Carvalho conta que o problema é abordado com frequência em reuniões escpecais da OMS e da ONU.  “Existe um consenso entre especialistas e órgãos multilaterais de que as patentes causam constantes crises de acesso e inovação na saúde”. Em maio, o The Guardian divulgou que a Pfizer lucrou 25,7 bilhões de dólares só no início de 2022 – mais da metade do valor está relacionado à venda de vacinas contra a covid-19. Tim Bierley, ativista do Global Justice Now, denunciou ao jornal britânico que apesar do apelo da Organização Mundial da Saúde (OMS) e de outras organizações, a farmacêutica seguia se recusando a compartilhar a tecnologia de produção do imunizante. O diretor da OMS, Tedros Adhanon, afirmou em 2021 que a pandemia estava sendo prolongada por uma “escandalosa desigualdade” diante do acúmulo de doses de imunizantes por países ricos enquanto países pobres não conseguiam avançar em sua meta de vacinação em massa. 

“Desde a criação do acordo TRIPs nós temos um cenário de constantes crises de acesso a medicamentos essenciais”, conta Felipe. Ele relembra o caso emblemático da epidemia de HIV/AIDS, na década de 1990. “Em 1996 surgiu a primeira terapia para a doença. As pessoas pararam de morrer e passaram a conviver com o vírus. Mas essa terapia não chegou nos países onde o cenário era mais grave”, explica. O ano de 1996 foi também quando o acordo TRIPS entrou em vigor, após sua criação em 1994 e preparação em 1995. “A partir daí se criou uma coalizão na sociedade civil, da qual fazemos parte, chamada Movimento de Luta pelo Acesso a Medicamentos. A pergunta era: por que os preços eram tão altos e o tratamento se tornava inacessível para milhões de pessoas? Nos aprofundamos no sistema de patentes e entendemos que o monopólio era a causa”, relembra.

Apesar do TRIPS possuir cláusulas que permitem flexibilizações, elas são de difícil utilização devido a dois fatores principais: sua não-incorporação completa em leis de países-membros e a pressão que as farmacêuticas exercem sobre as decisões da OMC. Na década de 1990, diante da grave situação vivida na África do Sul – país com maior número de mortes pela AIDS na época – o governo então liderado por Nelson Mandela aprovou uma das medidas previstas no TRIPS para importar genéricos. Na ocasião, Mandela sofreu o processo de 39 farmacêuticas que se opuseram à decisão tomada para conter a crise de saúde pública. Apesar da derrota das corporações na justiça, “esse é um exemplo de como essas empresas e seus países-sede tentam barrar as normas legítimas existentes no TRIPS”, exemplifica Carvalho.
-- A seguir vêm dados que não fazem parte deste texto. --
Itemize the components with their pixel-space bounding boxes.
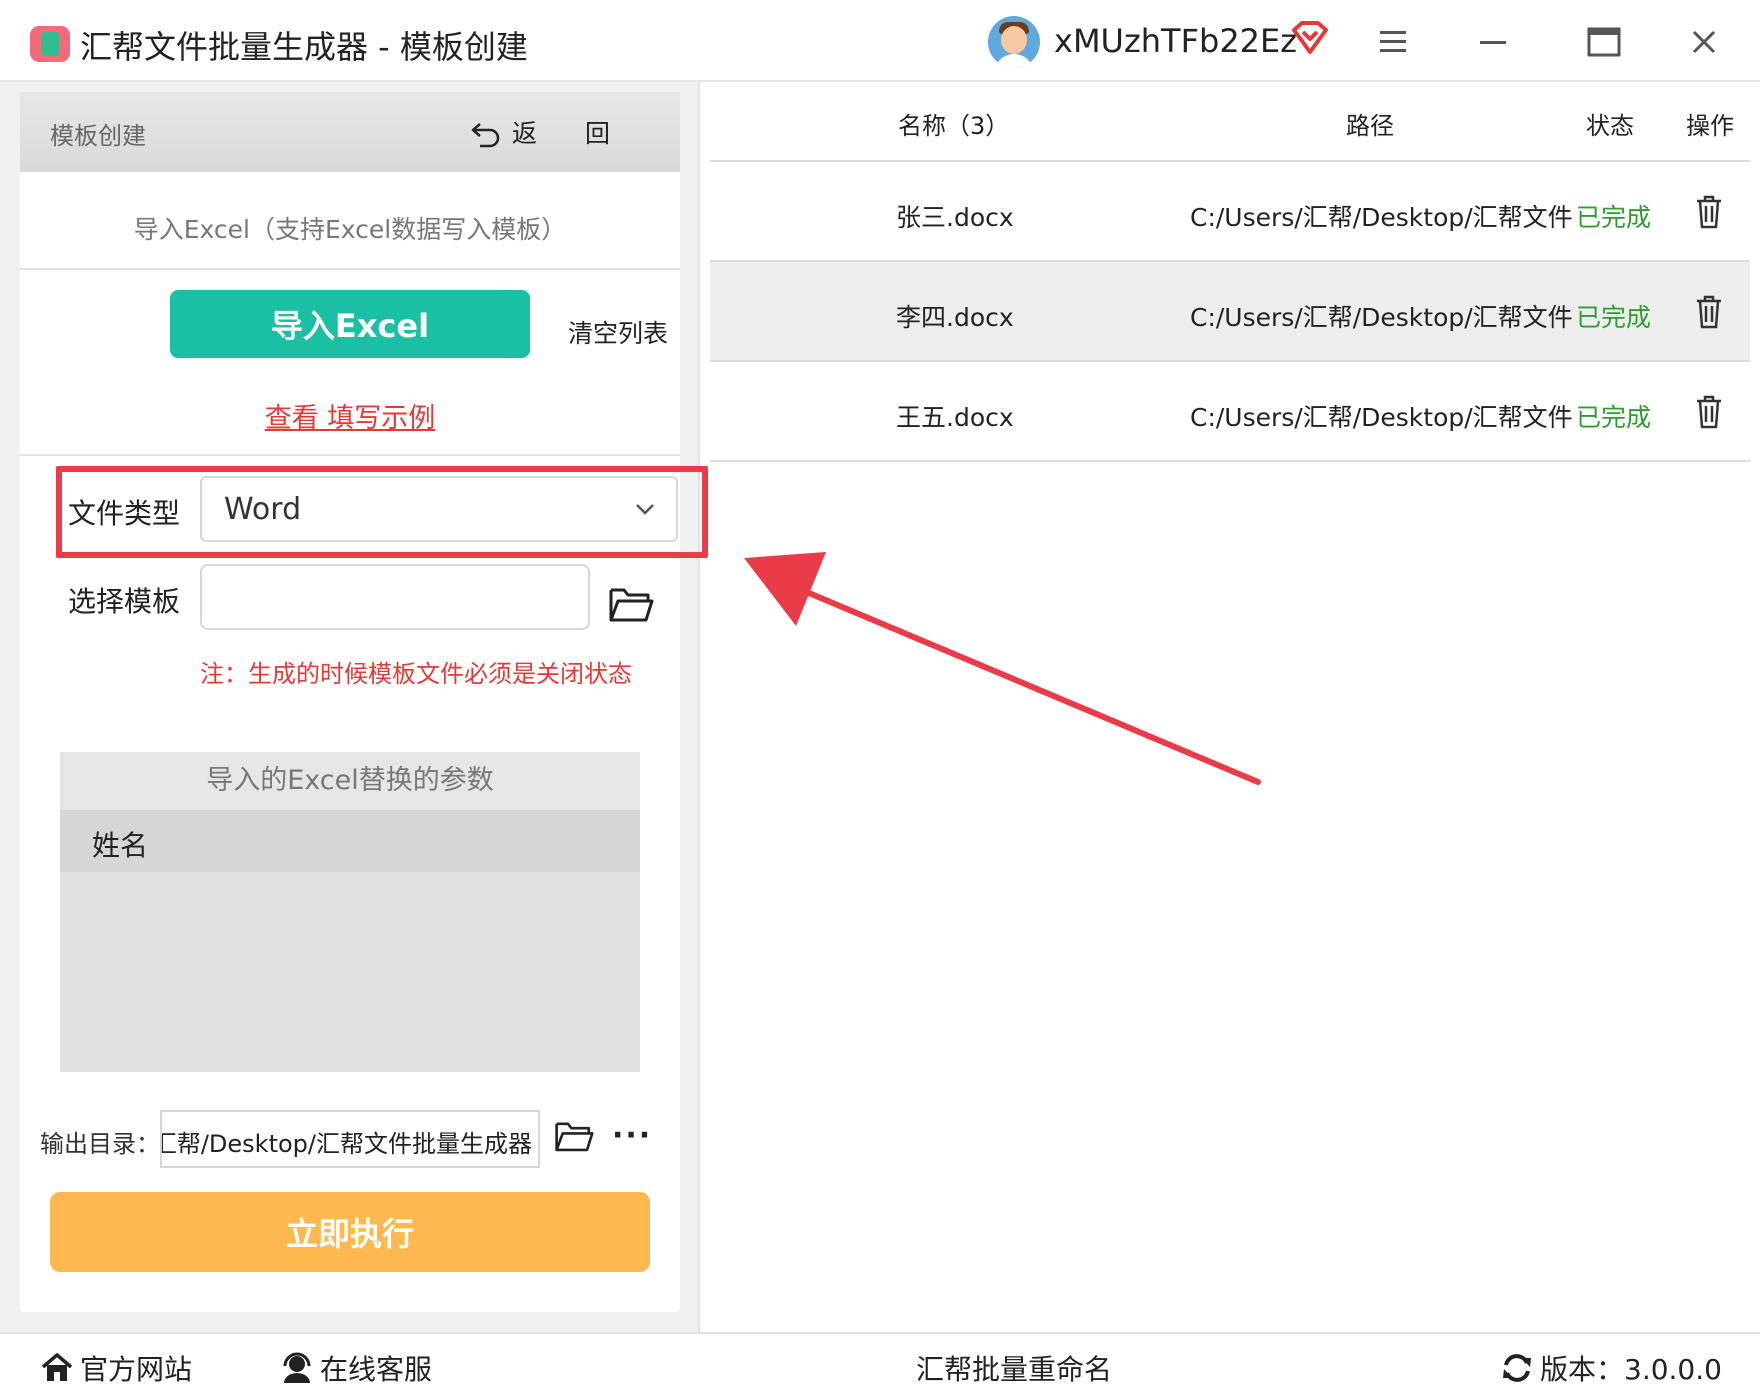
template-input[interactable] (200, 564, 590, 630)
app-window: 汇帮文件批量生成器 - 模板创建 xMUzhTFb22Ez 模板创建 返 回 导… (0, 0, 1760, 1400)
batch-rename-label: 汇帮批量重命名 (916, 1353, 1113, 1386)
template-label: 选择模板 (68, 585, 181, 618)
home-icon (41, 1353, 73, 1381)
table-row[interactable]: 王五.docx C:/Users/汇帮/Desktop/汇帮文件 已完成 (710, 362, 1750, 462)
col-header-path: 路径 (1346, 112, 1394, 140)
col-header-status: 状态 (1586, 112, 1634, 140)
view-example-link[interactable]: 查看 填写示例 (20, 396, 680, 435)
param-item[interactable]: 姓名 (60, 810, 640, 872)
output-dir-label: 输出目录： (40, 1130, 160, 1158)
version-info[interactable]: 版本：3.0.0.0 (1500, 1350, 1722, 1386)
batch-rename-link[interactable]: 汇帮批量重命名 (916, 1350, 1112, 1386)
row-name: 王五.docx (896, 403, 1014, 432)
table-row[interactable]: 张三.docx C:/Users/汇帮/Desktop/汇帮文件 已完成 (710, 162, 1750, 262)
folder-open-icon[interactable] (608, 584, 654, 624)
back-arrow-icon (471, 123, 500, 148)
row-divider (710, 460, 1750, 462)
table-row[interactable]: 李四.docx C:/Users/汇帮/Desktop/汇帮文件 已完成 (710, 262, 1750, 362)
official-website-link[interactable]: 官方网站 (40, 1350, 192, 1386)
avatar-body (994, 54, 1034, 68)
footer-bar: 官方网站 在线客服 汇帮批量重命名 版本：3.0.0.0 (0, 1332, 1760, 1400)
highlight-annotation (56, 466, 708, 558)
row-name: 张三.docx (896, 203, 1014, 232)
divider (20, 268, 680, 270)
row-status: 已完成 (1576, 403, 1652, 432)
title-bar: 汇帮文件批量生成器 - 模板创建 xMUzhTFb22Ez (0, 0, 1760, 82)
minimize-icon[interactable] (1474, 22, 1514, 62)
clear-list-button[interactable]: 清空列表 (568, 314, 668, 350)
params-header: 导入的Excel替换的参数 (60, 752, 640, 810)
row-status: 已完成 (1576, 203, 1652, 232)
trash-icon[interactable] (1694, 294, 1724, 330)
output-dir-value: 汇帮/Desktop/汇帮文件批量生成器 (160, 1130, 532, 1158)
trash-icon[interactable] (1694, 194, 1724, 230)
back-label: 返 回 (512, 119, 630, 148)
online-support-label: 在线客服 (320, 1353, 433, 1386)
run-now-button[interactable]: 立即执行 (50, 1192, 650, 1272)
row-path: C:/Users/汇帮/Desktop/汇帮文件 (1190, 303, 1573, 332)
note-text: 注：生成的时候模板文件必须是关闭状态 (200, 660, 632, 688)
trash-icon[interactable] (1694, 394, 1724, 430)
menu-icon[interactable] (1374, 22, 1414, 62)
row-name: 李四.docx (896, 303, 1014, 332)
avatar-face (1001, 26, 1027, 54)
headset-icon (283, 1352, 311, 1383)
row-path: C:/Users/汇帮/Desktop/汇帮文件 (1190, 403, 1573, 432)
panel-header: 模板创建 返 回 (20, 92, 680, 172)
version-label: 版本：3.0.0.0 (1540, 1353, 1722, 1386)
col-header-name: 名称（3） (898, 112, 1010, 140)
window-title: 汇帮文件批量生成器 - 模板创建 (80, 28, 528, 66)
output-folder-icon[interactable] (554, 1118, 594, 1154)
vip-diamond-icon[interactable] (1290, 20, 1330, 56)
user-avatar[interactable] (988, 16, 1040, 68)
maximize-icon[interactable] (1584, 22, 1624, 62)
params-panel: 导入的Excel替换的参数 姓名 (60, 752, 640, 1072)
official-website-label: 官方网站 (80, 1353, 193, 1386)
more-options-button[interactable]: ··· (612, 1118, 652, 1153)
import-hint: 导入Excel（支持Excel数据写入模板） (133, 215, 567, 244)
panel-title: 模板创建 (50, 122, 146, 150)
import-excel-button[interactable]: 导入Excel (170, 290, 530, 358)
output-dir-input[interactable]: 汇帮/Desktop/汇帮文件批量生成器 (160, 1110, 540, 1168)
refresh-icon (1503, 1354, 1531, 1382)
col-header-action: 操作 (1686, 112, 1734, 140)
online-support-link[interactable]: 在线客服 (280, 1350, 432, 1386)
username[interactable]: xMUzhTFb22Ez (1054, 22, 1297, 60)
app-logo-icon (30, 26, 70, 62)
close-icon[interactable] (1684, 22, 1724, 62)
divider (20, 454, 680, 456)
row-path: C:/Users/汇帮/Desktop/汇帮文件 (1190, 203, 1573, 232)
row-status: 已完成 (1576, 303, 1652, 332)
param-label: 姓名 (92, 829, 149, 862)
back-button[interactable]: 返 回 (470, 112, 630, 152)
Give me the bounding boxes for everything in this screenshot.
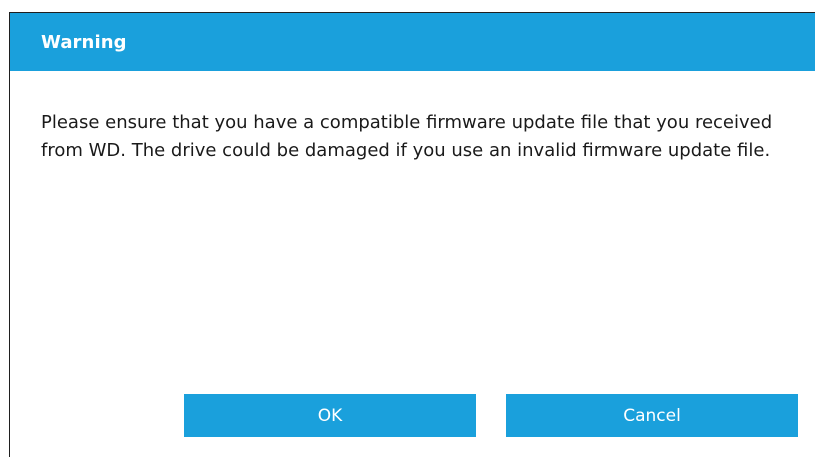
cancel-button[interactable]: Cancel — [506, 394, 798, 437]
warning-dialog: Warning Please ensure that you have a co… — [9, 12, 815, 457]
ok-button[interactable]: OK — [184, 394, 476, 437]
dialog-title: Warning — [41, 31, 127, 53]
ok-button-label: OK — [317, 405, 343, 426]
warning-message: Please ensure that you have a compatible… — [41, 112, 773, 161]
cancel-button-label: Cancel — [623, 405, 681, 426]
dialog-title-bar: Warning — [10, 13, 815, 71]
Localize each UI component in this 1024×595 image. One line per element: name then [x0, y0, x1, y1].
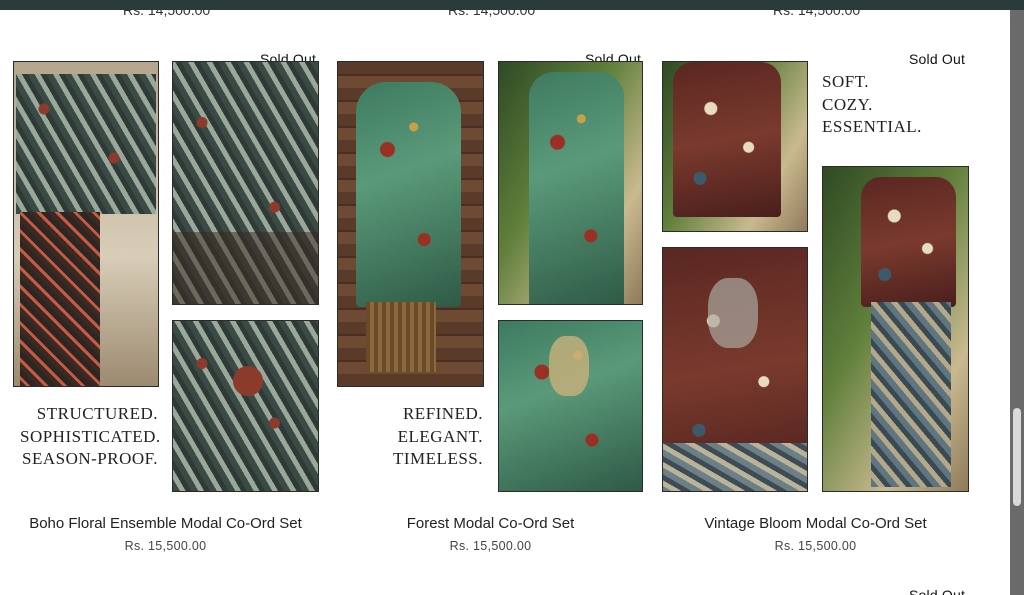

A OMC é uma instituição formada por 164 membros e opera com base na tomada de decisões por consenso. “A OMC falhou em fornecer uma isenção. O acordo coloca os lucros à frente das vidas e mostra que o atual regime de propriedade intelectual falha em proteger a saúde e promover a transferência de tecnologia. Essa não-renúncia estabelece um mau precedente para futuras pandemias e continuará a colocar vidas em risco” declarou Lauren Paremoer, médica e integrante do Peoples’ Health Movement na África do Sul. 

A Health Action International, referência no trabalho para expandir o acesso a medicamentos essenciais, argumentou em nota que a decisão da OMC impõe obstáculos ao licenciamento compulsório, uma das poucas flexibilidades existentes no TRIPS, em troca de uma abertura tímida para a facilitação da exportação de vacinas. Outras entidades representantes da sociedade civil já denunciaram a atuação dos países ricos e vêm aumentando a pressão sobre os governos. O objetivo, segundo seus porta-vozes, é que sejam tomadas medidas concretas para desafiar as regras de monopólio farmacêutico da OMC e garantir mais acesso a medicamentos e tecnologias.